15 August 2020

Building Houses In Gardens

I have a garden that I don't use. It's about the same size as the footprint of my flat. I think it would be a much better use of the space to put another house on it. I'm unlikely to ever actually do that because planning application to do it would cost money and be a lot of hassle. I don't know the odds of actually getting the planning permission but "low" is likely a good first approximation.

There are 27.6 million households in the UK and 80% of people have access to a garden so I think there is decent scope for there being more than just me with a garden that would be better off as another house.

If someone were to offer to do the planning application (and build) for me in exchange for a split of the sale of the new house, I'd be keen to take them up on that. (If anyone does want to make that offer please get in touch.)

I think there is a workable business model in making that offer.
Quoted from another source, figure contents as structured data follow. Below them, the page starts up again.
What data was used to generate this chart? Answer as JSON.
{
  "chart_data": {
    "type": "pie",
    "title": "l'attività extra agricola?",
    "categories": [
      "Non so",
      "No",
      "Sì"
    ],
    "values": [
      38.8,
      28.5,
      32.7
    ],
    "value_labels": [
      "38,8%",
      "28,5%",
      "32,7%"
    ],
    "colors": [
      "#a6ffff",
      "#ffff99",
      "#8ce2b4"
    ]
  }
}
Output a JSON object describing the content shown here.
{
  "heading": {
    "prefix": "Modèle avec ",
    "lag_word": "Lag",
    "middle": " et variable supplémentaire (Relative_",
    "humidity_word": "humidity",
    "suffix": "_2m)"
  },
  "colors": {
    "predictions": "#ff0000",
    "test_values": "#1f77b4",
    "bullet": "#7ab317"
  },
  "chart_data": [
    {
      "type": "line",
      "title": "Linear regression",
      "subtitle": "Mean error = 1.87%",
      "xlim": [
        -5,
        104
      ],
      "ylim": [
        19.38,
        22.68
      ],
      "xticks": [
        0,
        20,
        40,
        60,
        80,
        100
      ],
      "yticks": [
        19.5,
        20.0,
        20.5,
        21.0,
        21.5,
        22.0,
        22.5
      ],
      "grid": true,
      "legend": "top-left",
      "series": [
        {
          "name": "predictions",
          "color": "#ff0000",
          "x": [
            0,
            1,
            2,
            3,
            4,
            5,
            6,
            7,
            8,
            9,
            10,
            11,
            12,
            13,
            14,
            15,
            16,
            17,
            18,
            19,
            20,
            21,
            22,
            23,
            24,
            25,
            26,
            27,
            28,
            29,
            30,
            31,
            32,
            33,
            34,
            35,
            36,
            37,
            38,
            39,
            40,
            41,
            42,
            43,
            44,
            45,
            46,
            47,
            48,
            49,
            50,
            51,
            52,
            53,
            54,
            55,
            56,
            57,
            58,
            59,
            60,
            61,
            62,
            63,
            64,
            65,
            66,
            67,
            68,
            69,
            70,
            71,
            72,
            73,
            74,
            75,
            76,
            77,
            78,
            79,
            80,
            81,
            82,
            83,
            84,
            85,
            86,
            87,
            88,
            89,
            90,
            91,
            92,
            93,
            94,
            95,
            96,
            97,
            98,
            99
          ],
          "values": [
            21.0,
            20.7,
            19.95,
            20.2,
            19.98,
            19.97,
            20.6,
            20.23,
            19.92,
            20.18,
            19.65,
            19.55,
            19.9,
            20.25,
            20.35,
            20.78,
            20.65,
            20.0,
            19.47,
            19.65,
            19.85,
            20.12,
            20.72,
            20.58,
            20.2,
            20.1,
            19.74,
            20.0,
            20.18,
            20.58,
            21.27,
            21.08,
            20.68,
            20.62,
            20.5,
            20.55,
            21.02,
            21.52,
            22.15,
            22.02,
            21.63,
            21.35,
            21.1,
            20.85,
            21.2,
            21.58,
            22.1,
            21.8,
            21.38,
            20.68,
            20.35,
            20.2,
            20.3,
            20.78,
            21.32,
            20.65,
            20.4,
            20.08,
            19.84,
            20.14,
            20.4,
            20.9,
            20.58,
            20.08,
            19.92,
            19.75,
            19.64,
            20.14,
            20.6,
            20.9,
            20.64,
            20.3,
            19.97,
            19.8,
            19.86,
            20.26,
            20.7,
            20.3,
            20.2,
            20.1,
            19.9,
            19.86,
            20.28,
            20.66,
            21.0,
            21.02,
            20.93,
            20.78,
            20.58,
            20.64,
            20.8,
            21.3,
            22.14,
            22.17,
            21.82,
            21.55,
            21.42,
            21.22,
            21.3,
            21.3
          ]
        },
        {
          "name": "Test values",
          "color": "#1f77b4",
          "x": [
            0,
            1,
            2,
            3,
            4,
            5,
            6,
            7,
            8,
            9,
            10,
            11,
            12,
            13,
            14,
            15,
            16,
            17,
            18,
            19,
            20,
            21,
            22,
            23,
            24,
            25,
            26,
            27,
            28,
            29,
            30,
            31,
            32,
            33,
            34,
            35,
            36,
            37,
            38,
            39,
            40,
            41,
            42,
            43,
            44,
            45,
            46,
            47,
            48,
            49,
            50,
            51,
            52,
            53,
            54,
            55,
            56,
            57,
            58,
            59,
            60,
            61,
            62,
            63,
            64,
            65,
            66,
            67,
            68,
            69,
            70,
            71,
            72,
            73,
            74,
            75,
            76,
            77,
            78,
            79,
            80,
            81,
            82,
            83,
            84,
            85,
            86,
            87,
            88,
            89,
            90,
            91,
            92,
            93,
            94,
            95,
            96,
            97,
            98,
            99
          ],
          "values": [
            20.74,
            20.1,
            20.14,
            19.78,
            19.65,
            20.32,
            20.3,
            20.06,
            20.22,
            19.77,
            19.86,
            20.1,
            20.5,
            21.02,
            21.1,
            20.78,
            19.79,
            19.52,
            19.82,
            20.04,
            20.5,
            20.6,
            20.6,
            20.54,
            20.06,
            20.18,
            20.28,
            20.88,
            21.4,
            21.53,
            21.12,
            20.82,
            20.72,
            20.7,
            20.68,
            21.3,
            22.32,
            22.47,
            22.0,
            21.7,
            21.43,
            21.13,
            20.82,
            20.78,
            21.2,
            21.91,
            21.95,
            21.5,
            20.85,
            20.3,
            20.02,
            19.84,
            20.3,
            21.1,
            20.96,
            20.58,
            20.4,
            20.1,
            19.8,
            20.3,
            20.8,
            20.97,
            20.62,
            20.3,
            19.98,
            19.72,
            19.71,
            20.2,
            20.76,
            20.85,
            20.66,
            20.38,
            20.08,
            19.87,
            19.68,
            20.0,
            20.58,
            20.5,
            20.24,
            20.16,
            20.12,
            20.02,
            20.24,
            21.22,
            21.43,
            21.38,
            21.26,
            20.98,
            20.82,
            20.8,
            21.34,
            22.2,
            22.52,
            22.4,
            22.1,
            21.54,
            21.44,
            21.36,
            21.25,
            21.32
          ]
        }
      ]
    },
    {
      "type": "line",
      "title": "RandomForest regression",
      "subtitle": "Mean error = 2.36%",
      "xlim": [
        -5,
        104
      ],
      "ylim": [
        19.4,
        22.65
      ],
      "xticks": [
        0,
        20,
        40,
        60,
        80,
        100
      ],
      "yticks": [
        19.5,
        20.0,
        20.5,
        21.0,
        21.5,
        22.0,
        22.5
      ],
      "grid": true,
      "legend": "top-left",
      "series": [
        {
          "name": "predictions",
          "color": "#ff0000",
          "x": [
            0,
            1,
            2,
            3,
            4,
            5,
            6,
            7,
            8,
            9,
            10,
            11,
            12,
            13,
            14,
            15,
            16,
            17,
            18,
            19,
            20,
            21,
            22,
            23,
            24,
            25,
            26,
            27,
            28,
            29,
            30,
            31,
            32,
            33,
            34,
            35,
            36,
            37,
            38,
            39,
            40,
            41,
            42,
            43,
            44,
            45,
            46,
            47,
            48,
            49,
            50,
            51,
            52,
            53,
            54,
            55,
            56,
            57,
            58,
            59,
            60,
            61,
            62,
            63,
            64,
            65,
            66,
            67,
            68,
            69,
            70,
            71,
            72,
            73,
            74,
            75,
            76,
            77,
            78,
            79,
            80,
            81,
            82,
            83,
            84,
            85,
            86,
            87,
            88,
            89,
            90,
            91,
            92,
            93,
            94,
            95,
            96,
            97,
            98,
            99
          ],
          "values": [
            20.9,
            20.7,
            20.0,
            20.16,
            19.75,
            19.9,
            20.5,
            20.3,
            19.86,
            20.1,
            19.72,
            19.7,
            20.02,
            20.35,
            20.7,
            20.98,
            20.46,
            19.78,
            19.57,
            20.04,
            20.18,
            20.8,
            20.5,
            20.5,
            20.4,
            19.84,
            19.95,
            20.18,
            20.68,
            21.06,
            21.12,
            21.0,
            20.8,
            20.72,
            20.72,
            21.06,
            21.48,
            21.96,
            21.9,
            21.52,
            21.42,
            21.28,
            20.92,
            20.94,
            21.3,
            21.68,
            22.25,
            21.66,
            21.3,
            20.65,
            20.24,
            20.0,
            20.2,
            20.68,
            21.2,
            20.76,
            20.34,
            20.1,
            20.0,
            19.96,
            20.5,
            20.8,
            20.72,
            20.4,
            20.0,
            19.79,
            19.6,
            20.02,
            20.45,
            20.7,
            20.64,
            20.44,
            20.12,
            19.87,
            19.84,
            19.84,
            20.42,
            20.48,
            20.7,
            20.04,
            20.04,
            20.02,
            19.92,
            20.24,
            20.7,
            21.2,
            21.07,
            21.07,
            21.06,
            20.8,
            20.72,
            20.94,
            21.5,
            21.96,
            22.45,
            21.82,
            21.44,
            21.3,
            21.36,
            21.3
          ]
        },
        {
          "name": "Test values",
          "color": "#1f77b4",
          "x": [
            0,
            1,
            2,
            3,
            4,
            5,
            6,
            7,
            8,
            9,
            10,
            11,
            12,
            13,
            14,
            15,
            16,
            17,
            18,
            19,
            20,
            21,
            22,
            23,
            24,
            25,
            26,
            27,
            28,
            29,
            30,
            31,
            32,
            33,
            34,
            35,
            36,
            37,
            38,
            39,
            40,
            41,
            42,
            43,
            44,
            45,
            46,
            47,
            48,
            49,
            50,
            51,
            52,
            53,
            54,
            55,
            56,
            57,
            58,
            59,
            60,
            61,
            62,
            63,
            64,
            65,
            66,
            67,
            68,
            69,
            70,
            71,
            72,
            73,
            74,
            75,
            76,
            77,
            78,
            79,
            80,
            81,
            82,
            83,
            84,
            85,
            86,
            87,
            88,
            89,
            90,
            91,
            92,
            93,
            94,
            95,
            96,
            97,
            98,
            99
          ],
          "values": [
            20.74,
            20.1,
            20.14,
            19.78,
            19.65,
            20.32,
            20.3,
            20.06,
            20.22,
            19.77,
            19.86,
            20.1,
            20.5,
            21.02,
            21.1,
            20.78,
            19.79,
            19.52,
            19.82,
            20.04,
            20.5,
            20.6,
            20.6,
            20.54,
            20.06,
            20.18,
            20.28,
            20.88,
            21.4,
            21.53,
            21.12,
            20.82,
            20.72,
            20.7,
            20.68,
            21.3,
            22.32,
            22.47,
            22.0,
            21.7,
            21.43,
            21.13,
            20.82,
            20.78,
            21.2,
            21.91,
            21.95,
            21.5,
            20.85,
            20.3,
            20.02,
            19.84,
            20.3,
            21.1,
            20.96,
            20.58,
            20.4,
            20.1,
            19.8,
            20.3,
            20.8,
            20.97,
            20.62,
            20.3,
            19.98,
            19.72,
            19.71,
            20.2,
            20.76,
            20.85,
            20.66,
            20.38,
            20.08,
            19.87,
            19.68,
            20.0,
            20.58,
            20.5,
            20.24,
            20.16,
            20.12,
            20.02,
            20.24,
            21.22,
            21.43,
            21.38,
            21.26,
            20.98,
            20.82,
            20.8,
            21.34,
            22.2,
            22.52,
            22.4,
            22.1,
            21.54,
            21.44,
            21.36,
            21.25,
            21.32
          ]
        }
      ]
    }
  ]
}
The odds of getting planning permission for any one application might be "low" but make enough of them and some will come through. If you're making a bunch of planning applications you'll have some economies of scale. You could go nuts and automate the whole process (plonk plans for a kit home on map for the site; submit that) and just spam them at planning offices, but I think that's likely to just piss off planning officers and get them all rejected. Something with automated preparation and having a person check them over and only submit ones with best chance of getting approved is likely to work better. Should be able to learn (either with machines or people) what features influence the probability of getting approval.
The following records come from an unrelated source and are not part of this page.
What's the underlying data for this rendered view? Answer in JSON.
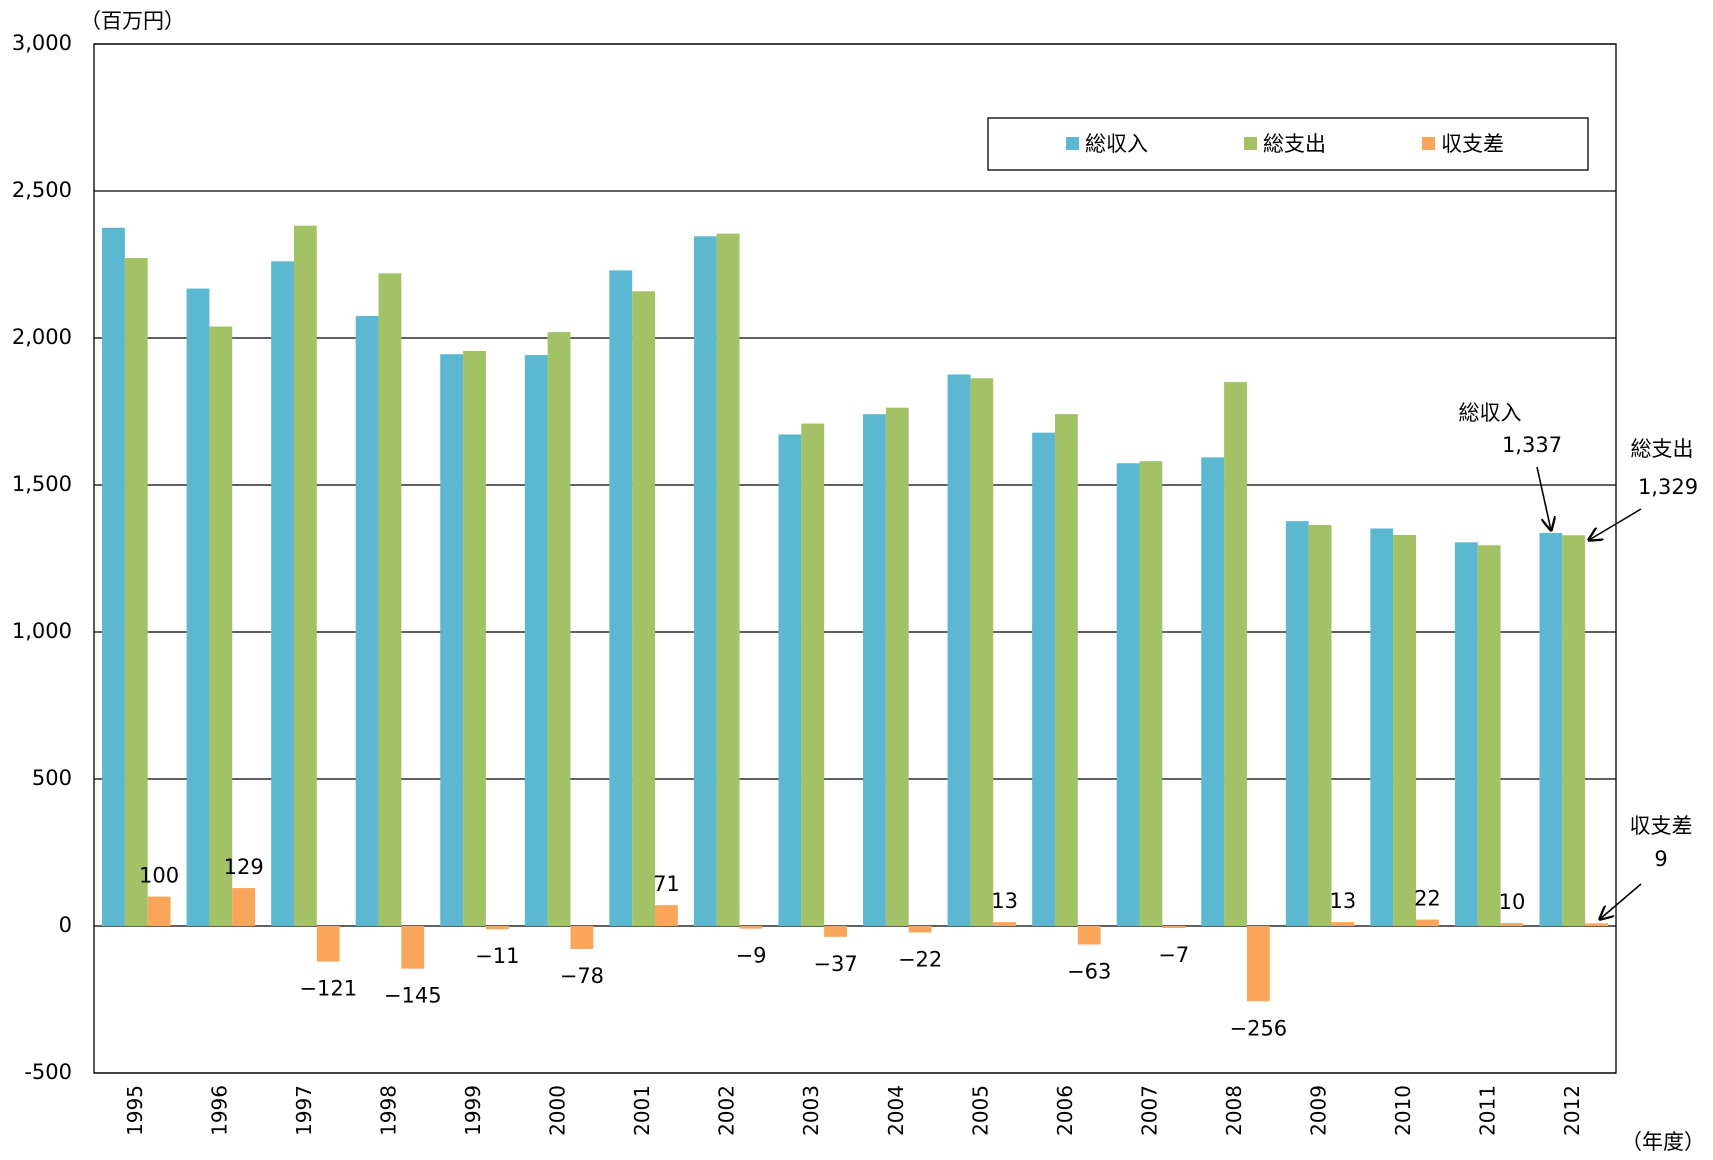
{
  "chart_data": {
    "type": "bar",
    "y_unit_label": "（百万円）",
    "x_unit_label": "（年度）",
    "categories": [
      "1995",
      "1996",
      "1997",
      "1998",
      "1999",
      "2000",
      "2001",
      "2002",
      "2003",
      "2004",
      "2005",
      "2006",
      "2007",
      "2008",
      "2009",
      "2010",
      "2011",
      "2012"
    ],
    "series": [
      {
        "name": "総収入",
        "color": "#5bb8d0",
        "values": [
          2375,
          2168,
          2261,
          2075,
          1945,
          1942,
          2230,
          2346,
          1672,
          1741,
          1876,
          1678,
          1574,
          1594,
          1377,
          1352,
          1305,
          1337
        ]
      },
      {
        "name": "総支出",
        "color": "#a3c266",
        "values": [
          2272,
          2039,
          2382,
          2220,
          1956,
          2020,
          2159,
          2355,
          1709,
          1763,
          1863,
          1741,
          1581,
          1850,
          1364,
          1330,
          1295,
          1329
        ]
      },
      {
        "name": "収支差",
        "color": "#f9a65a",
        "values": [
          100,
          129,
          -121,
          -145,
          -11,
          -78,
          71,
          -9,
          -37,
          -22,
          13,
          -63,
          -7,
          -256,
          13,
          22,
          10,
          9
        ],
        "value_labels": [
          "100",
          "129",
          "−121",
          "−145",
          "−11",
          "−78",
          "71",
          "−9",
          "−37",
          "−22",
          "13",
          "−63",
          "−7",
          "−256",
          "13",
          "22",
          "10",
          null
        ]
      }
    ],
    "annotations": [
      {
        "text": "総収入",
        "label": "1,337"
      },
      {
        "text": "総支出",
        "label": "1,329"
      },
      {
        "text": "収支差",
        "label": "9"
      }
    ],
    "ylim": [
      -500,
      3000
    ],
    "yticks": [
      {
        "value": -500,
        "label": "-500"
      },
      0,
      500,
      {
        "value": 1000,
        "label": "1,000"
      },
      {
        "value": 1500,
        "label": "1,500"
      },
      {
        "value": 2000,
        "label": "2,000"
      },
      {
        "value": 2500,
        "label": "2,500"
      },
      {
        "value": 3000,
        "label": "3,000"
      }
    ],
    "grid": true,
    "legend": "top-right"
  }
}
There's tens of thousands of pounds of value in each successful application so even with a "low" success rate that funds a bit of work on all the applications. Could experiment to find the point that gives best ROI to working on the applications. As you scale up there's more scope for more sophisticated automation of the preparation and ranking.
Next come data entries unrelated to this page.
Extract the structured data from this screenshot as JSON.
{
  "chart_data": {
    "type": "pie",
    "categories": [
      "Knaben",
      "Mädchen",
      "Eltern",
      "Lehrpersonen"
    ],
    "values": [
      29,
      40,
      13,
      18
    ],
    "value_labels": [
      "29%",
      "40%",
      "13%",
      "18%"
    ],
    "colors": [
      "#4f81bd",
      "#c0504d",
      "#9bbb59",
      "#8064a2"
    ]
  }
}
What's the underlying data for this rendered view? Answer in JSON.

Once you've got planning permission it would be pretty easy to get loans to cover the cost of actually building. You could just sell the plots once they have planning permission and pocket (your split of) the value of the planning permission but I think it would work better to do the building yourself: there would be economies of scale there too.

This could be bootstrapped by a person/team with some knowledge of tech1 and planning applications. I don't have the knowledge of the planning process side of it so I'm not likely to do anything with this idea. But I think it has legs, and building more houses is definitely important. If anyone does have that knowledge (or the money to hire it) I'd be keen to talk. Or if anyone wants to run with this themselves: I'd be keen to be a customer.

  1. I'm not actually sure there is much/any new tech required here. Manually filling in details on a template planning application would probably work, depends how long that takes and the success rate of the applications.